MIT withdrew a popular computer vision dataset after researchers found that it was rife with social bias.
What’s happening: Researchers found racist, misogynistic, and demeaning labels among the nearly 80 million pictures in Tiny Images, a collection of 32-by-32 pixel color photos. MIT’s Computer Science and Artificial Intelligence Lab removed Tiny Images from its website and requested that users delete their copies as well.
What the study found: Researchers at the University College of Dublin and UnifyID, an authentication startup, conducted an “ethical audit” of several large vision datasets, each containing many millions of images. They focused on Tiny Images as an example of how social bias proliferates in machine learning.
- Psychologists and linguists at Princeton in 1985 compiled a database of word relationships called WordNet. Their work has served as a cornerstone in natural language processing.
- Scientists at MIT CSAIL compiled Tiny Images in 2006 by searching the internet for images associated with words in WordNet. The database includes racial and gender-based slurs, so Tiny Images collected photos labeled with such terms.

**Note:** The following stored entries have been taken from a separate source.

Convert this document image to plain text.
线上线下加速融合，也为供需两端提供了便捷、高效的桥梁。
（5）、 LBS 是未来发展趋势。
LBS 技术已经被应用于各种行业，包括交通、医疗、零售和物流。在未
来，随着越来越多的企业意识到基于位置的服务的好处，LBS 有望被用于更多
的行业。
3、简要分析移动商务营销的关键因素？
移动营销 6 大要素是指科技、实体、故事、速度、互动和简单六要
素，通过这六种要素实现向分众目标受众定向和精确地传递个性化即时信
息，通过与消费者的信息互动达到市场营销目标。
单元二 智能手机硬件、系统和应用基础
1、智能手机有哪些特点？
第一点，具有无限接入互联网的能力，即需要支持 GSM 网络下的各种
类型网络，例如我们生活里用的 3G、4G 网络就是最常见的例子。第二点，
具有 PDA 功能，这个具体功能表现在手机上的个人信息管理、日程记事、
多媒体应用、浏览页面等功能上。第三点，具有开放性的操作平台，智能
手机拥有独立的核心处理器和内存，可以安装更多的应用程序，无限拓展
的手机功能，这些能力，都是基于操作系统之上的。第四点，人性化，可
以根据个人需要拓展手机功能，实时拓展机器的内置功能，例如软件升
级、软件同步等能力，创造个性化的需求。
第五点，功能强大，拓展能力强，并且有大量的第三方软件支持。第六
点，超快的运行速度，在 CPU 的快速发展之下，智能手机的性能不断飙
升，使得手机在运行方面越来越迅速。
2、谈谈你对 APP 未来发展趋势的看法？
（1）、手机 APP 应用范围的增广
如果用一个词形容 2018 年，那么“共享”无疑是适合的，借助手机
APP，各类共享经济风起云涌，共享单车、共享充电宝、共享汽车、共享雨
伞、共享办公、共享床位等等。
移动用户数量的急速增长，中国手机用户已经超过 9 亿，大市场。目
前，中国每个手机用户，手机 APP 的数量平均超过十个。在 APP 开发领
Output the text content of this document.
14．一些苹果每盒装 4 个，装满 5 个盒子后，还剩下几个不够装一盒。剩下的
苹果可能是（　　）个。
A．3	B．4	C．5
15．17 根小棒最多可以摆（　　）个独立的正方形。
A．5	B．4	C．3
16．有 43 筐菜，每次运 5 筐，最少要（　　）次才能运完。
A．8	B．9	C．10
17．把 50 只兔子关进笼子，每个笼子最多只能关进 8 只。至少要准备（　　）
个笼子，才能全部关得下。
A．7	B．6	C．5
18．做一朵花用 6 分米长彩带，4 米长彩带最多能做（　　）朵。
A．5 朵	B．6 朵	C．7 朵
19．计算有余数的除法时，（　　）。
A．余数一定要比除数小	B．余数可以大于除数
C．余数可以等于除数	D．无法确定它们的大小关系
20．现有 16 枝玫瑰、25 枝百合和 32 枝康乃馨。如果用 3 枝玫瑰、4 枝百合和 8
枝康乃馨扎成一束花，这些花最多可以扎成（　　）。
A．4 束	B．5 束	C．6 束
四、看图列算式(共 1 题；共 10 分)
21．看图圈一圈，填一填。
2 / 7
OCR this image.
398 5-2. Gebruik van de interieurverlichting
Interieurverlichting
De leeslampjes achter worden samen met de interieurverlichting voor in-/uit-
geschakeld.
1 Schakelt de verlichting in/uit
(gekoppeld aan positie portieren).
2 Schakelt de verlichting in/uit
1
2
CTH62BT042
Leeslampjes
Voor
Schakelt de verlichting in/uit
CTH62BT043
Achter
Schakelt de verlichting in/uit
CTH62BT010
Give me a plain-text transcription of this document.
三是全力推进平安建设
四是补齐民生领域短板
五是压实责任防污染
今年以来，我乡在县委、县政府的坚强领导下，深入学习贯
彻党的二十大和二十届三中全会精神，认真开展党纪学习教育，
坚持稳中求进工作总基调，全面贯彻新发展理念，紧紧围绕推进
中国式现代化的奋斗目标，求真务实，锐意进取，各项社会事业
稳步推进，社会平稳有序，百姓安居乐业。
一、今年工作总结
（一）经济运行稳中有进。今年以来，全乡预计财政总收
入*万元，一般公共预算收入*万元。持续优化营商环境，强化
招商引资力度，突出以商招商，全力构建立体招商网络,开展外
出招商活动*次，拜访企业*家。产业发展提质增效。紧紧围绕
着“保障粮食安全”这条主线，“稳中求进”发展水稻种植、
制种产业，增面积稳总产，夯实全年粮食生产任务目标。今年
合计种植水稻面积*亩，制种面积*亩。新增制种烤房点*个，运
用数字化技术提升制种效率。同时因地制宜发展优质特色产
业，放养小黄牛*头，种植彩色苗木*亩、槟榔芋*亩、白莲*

What the dataset’s creators said: “Biases, offensive and prejudicial images, and derogatory terminology alienates [sic] an important part of our community — precisely those that we are making efforts to include,” the researchers who built Tiny Images said in a statement.
Behind the news: Social bias — in data an d models, in the industry, and in society at large — has emerged as a major issue in the machine learning community.
- Concerns over bias in AI reignited last week after a generative model called Pulse converted a pixelated picture of Barack Obama, who is Black, into a high-resolution image of a white man.
- The compilers of ImageNet recently culled labels — also based on WordNet — deemed biased or offensive from the dataset’s person subtree.
Why it matters: Social biases encoded in training data become entwined with the foundations of machine learning. WordNet transmitted its derogatory, stereotyped, and inaccurate information to Tiny Images, which may have passed them along to countless real-world applications.
We’re thinking: As AI practitioners, we have a responsibility to re-examine the ways we collect and use data. For instance, Cifar-10 and Cifar-100 were derived from TinyImages. We’re not aware of biases in those datasets, but when one dataset’s bias may propagate to another, it’s necessary to track data provenance and address any problems discovered in an upstream data source. Recent proposals set standards for documenting models and datasets to weed out harmful biases before they take root.